Zelensky tells UN to ‘act immediately’ on Russia or close
Apr 06, 2022 - 02:00 AM
UNITED NATIONS, UNITED STATES — Ukrainian President Volodymyr Zelensky challenged the United Nations to “act immediately” or “dissolve yourself altogether” during a blistering address Tuesday in which he showed harrowing footage of dead bodies — including children — he said were victims of Russian atrocities.
Likening Russia’s actions in Bucha and other Ukrainian cities to violence carried out by “terrorists” such as the Islamic State group, Zelensky called on the 15-member Security Council — which aims to ensure international peace and security — to expel Russia “so it cannot block decisions about its own aggression, its own war.”
Russia, as one of the five permanent members of the Council, has a veto, which it has repeatedly wielded to block resolutions and negotiations on the global stage.
That means it cannot be expelled from the body, as it would simply veto any vote or recommendation by the Security Council to do so.
“If there is no alternative… then the next option would be dissolve yourself altogether,” Zelensky continued.
“Ladies and gentlemen, are you ready to close the UN?… If your answer is no, then you need to act immediately.”
Bearded and dressed in his now trademark military green T-shirt, Zelensky, speaking remotely from Kyiv, gave a chilling rendition of the atrocities he said were carried out by Russian troops against civilians in Bucha, a town outside the Ukrainian capital.
Bucha had been occupied by Russian troops, but when they withdrew recently, Ukrainian authorities and independent international journalists including AFP found bodies of people in civilian clothing, some with their hands tied behind their backs.
Zelensky aired a graphic, 90-second clip of what he said were images from towns including Bucha and the southern port of Mariupol.
The footage showed partially uncovered dead people — including children — in shallow graves, several bodies in a courtyard and dead people with hands tied behind their back slumped towards a wall.
“Now the world can see what the Russian military did in Bucha,” Zelensky said.
“They were killed in their apartments, houses, blowing up grenades, civilians were crushed by tanks while sitting in their cars in the middle of the road, just for their pleasure.
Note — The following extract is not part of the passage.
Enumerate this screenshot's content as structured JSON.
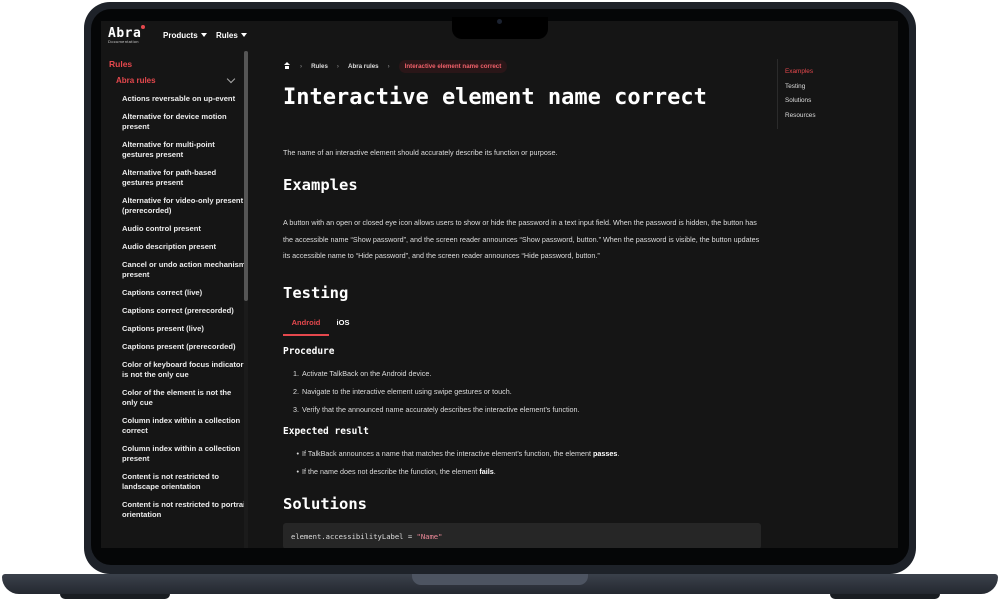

They cut off limbs… slashed their throats,” he said.
“Women were raped and killed in front of their children, their tongues were pulled out only because the aggressors did not hear what they wanted to hear from them.
“This is no different from other terrorists such as Daesh… and here it is done by a member of the United Nations Security Council,” he said, using another acronym for the Islamic State group.
“Accountability must be inevitable,” he said, claiming “tens of thousands” of Ukrainians had been deported to Russia, and that “hundreds” of thousands could eventually be.
Moments later Russia’s ambassador, in his own comments, rejected the claims entirely.
Addressing his remarks directly to Zelensky, Vassily Nebenzia said Moscow places “on your conscience the ungrounded accusations against the Russian military, which are not confirmed by any eye witnesses.”
At least one witness has told AFP of watching Russian soldiers shoot a man in cold blood in Bucha.
Russia has claimed that images presented by Ukrainian authorities to show there had been a massacre in Bucha were fake, or that the deaths occurred after Russian soldiers pulled out of the areas.
It has not offered evidence, and satellite imagery has shown bodies there for weeks, before Moscow withdrew its troops from the town.
Nevertheless, Nebenzia repeated those claims, telling the council: “You only saw what they showed you. You couldn’t ignore the flagrant inconsistencies in the version of events which are being promoted by Ukrainian and Western media.”
He also denied Zelensky’s allegation of mass deportations.
Since the invasion began, “over 600,000 people have been evacuated to Russia, including over 119,000 children,” Nebenzia told the body.
He said the evacuations were “voluntary,” not “coercion or abduction.”
Russia invaded Ukraine on February 24, sparking outrage across the world and displacing millions of Ukrainians.